Increased Scale, Interest Rtae Risk Seen as M&A Catalysts
Several catalysts are emerging that are prompting an increase in lender merger and acquisition activity, according to Fitch Ratings.
The factors for growth include: a strategic focus on growing loans with a view toward mitigating potential interest rate risk; a perception that sufficient scale is required to manage higher regulatory and compliance costs; and what Fitch calls fatigue among the managements and boards of potential sellers.
In Fitch's opinion, increased cost structures, growing economies of scale that benefit larger institutions, a desire for growth and intense competition for new loans have spawned an environment expected to promote increased banking M&A.

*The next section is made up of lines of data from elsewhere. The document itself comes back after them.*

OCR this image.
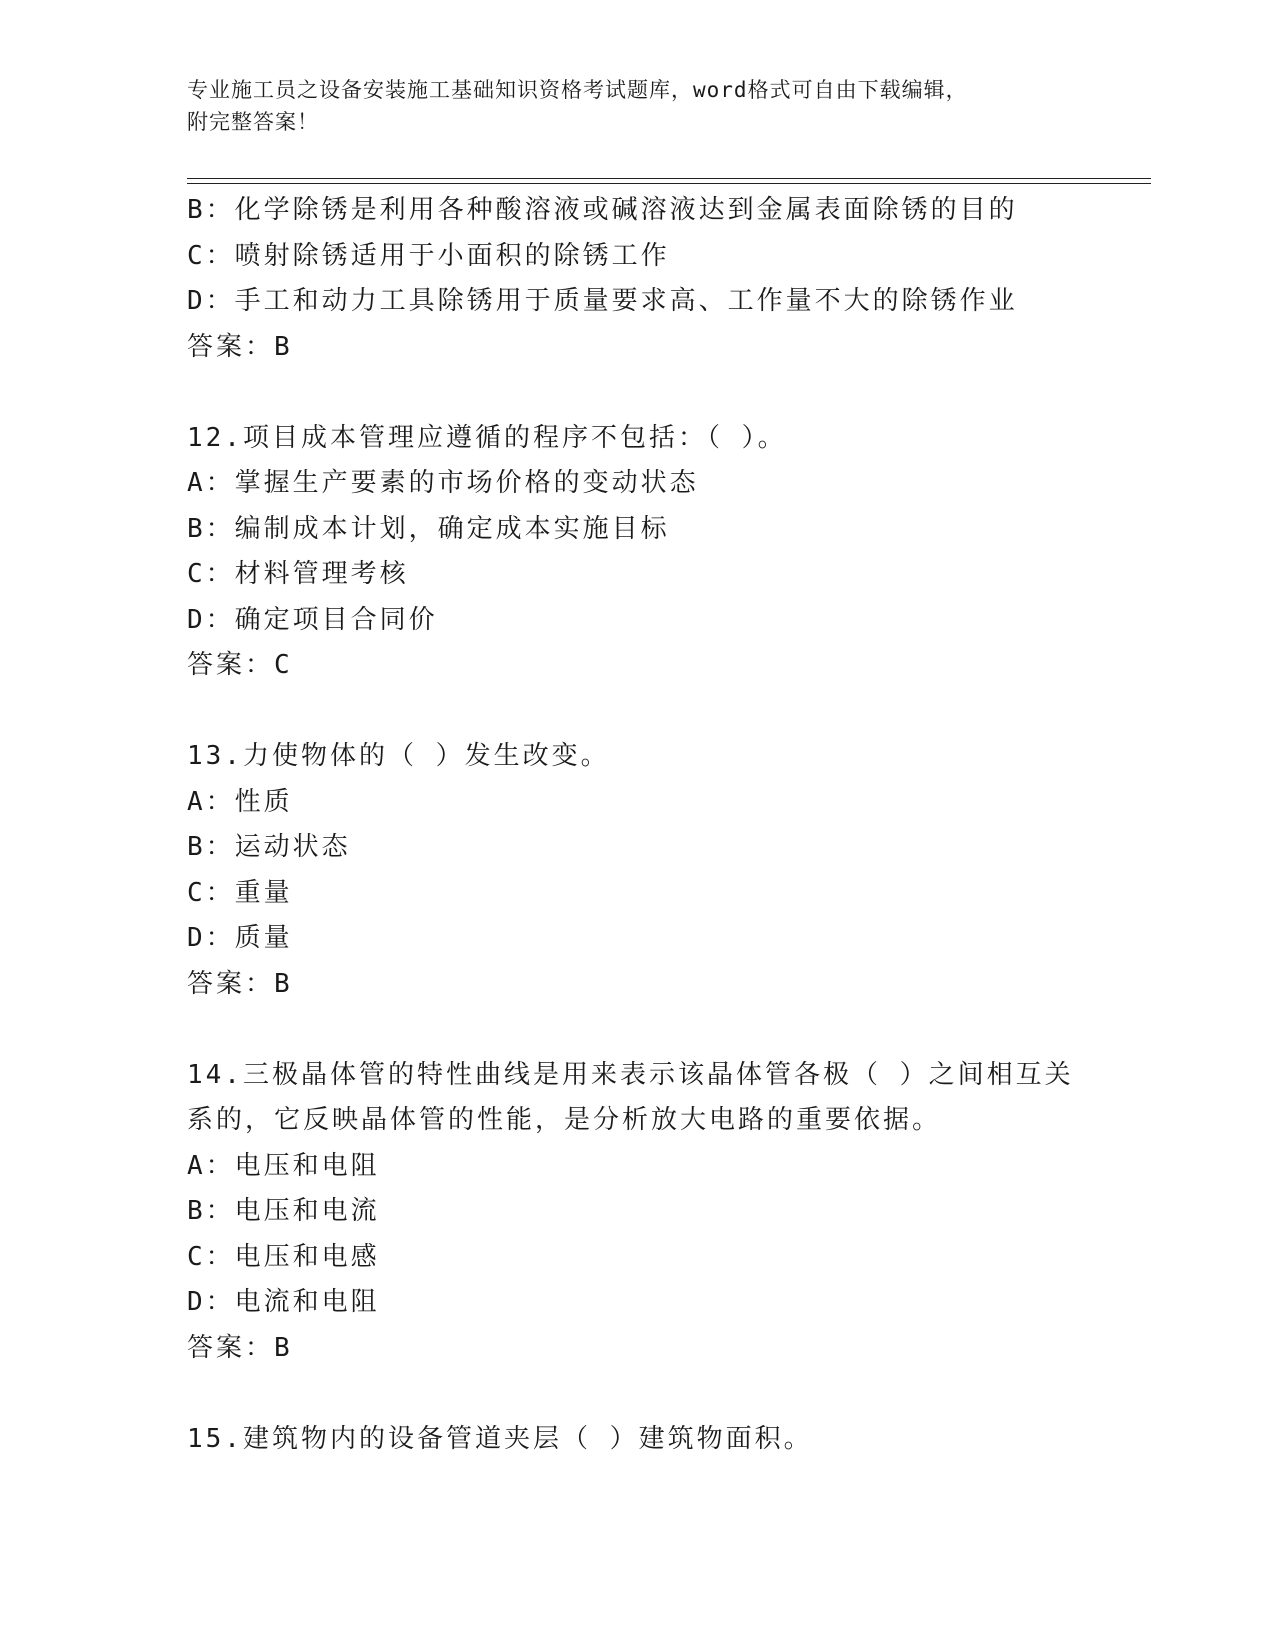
专业施工员之设备安装施工基础知识资格考试题库，word格式可自由下载编辑，
附完整答案！
B：化学除锈是利用各种酸溶液或碱溶液达到金属表面除锈的目的
C：喷射除锈适用于小面积的除锈工作
D：手工和动力工具除锈用于质量要求高、工作量不大的除锈作业
答案：B
12.项目成本管理应遵循的程序不包括：（ ）。
A：掌握生产要素的市场价格的变动状态
B：编制成本计划，确定成本实施目标
C：材料管理考核
D：确定项目合同价
答案：C
13.力使物体的（ ）发生改变。
A：性质
B：运动状态
C：重量
D：质量
答案：B
14.三极晶体管的特性曲线是用来表示该晶体管各极（ ）之间相互关
系的，它反映晶体管的性能，是分析放大电路的重要依据。
A：电压和电阻
B：电压和电流
C：电压和电感
D：电流和电阻
答案：B
15.建筑物内的设备管道夹层（ ）建筑物面积。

Fitch considers lenders with high cost structures and lower capital ratios than peers as likely targets of consolidation. And banks with operations in growing geographic markets, a presence in asset classes that performed well through the credit crisis have been the most likely to be acquired.

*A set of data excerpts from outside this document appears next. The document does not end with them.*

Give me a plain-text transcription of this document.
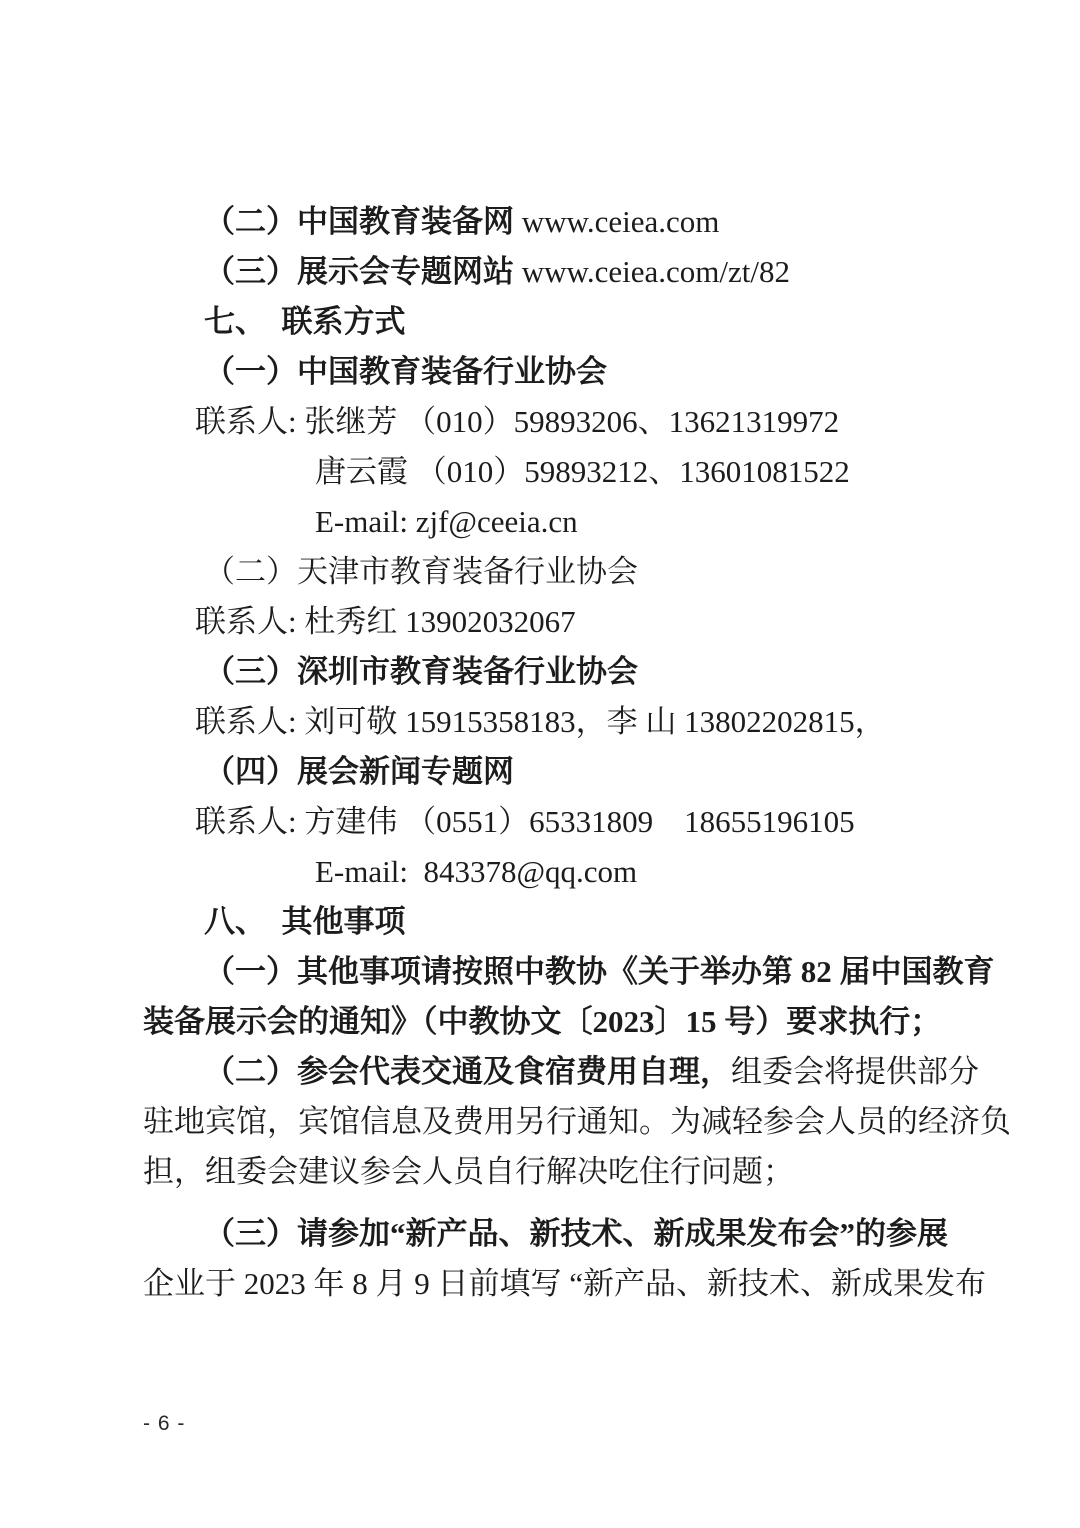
（二）中国教育装备网 www.ceiea.com

（三）展示会专题网站 www.ceiea.com/zt/82

七、　联系方式

（一）中国教育装备行业协会

联系人: 张继芳 （010）59893206、13621319972

唐云霞 （010）59893212、13601081522

E-mail: zjf@ceeia.cn

（二）天津市教育装备行业协会

联系人: 杜秀红 13902032067

（三）深圳市教育装备行业协会

联系人: 刘可敬 15915358183，李 山 13802202815，

（四）展会新闻专题网

联系人: 方建伟 （0551）65331809　18655196105

E-mail:  843378@qq.com

八、　其他事项

（一）其他事项请按照中教协《关于举办第 82 届中国教育

装备展示会的通知》（中教协文〔2023〕15 号）要求执行；

（二）参会代表交通及食宿费用自理，组委会将提供部分

驻地宾馆，宾馆信息及费用另行通知。为减轻参会人员的经济负

担，组委会建议参会人员自行解决吃住行问题；

（三）请参加“新产品、新技术、新成果发布会”的参展

企业于 2023 年 8 月 9 日前填写 “新产品、新技术、新成果发布

- 6 -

The merger activity this year is really changing who the largest bank lenders are in commercial real estate arena. One would expect to see the nation’s largest banks such as JPMorgan, Bank of America and Morgan Stanley on the list but large regional and community banks have been able to keep pace largely due to mergers and acquisitions as with Capital One.
Bank, City, State, Increased Amount of CRE Lending Since YE 2012
1. JPMorgan Chase Bank, Columbus, OH, $4.62 bil.
2. Union Bank, San Francisco, CA, $3.39 bil.
3. Bank of America, Charlotte, NC, $2.94 bil.
4. Flushing Bank, New Hyde Park, NY, $2.33 bil.
5. Signature Bank, New York, NY, $1.83 bil.
6. First Republic Bank, San Francisco, CA, $1.48 bil.
7. Capital One, Mclean, VA, $1.34 bil.
8. Morgan Stanley Bank, Salt Lake City, UT, $1.31 bil.
9. New York Community Bank, Westbury, NY, $1.28 bil.
10. People's United Bank, Bridgeport, CT, $1.17 bil.
In a white paper published by BankDirectors.com, John Gorman, a partner in the law office of Luse Gorman in Washington, DC, noted that while size and geography matter, investment bankers and attorneys say more investors are beginning to focus on the future earnings potential of M&A deals, a welcome sign for an industry that has been damaged by years of failed banks and lingering asset quality problems.
“Asset quality is not as much of a question mark anymore,’’ Gorman was quoted as saying. “What you see is what you are getting.”
Good organic growth stories are selling for a premium these days. For both buyers and sellers, becoming a bank with strong growth prospects is key to improving value.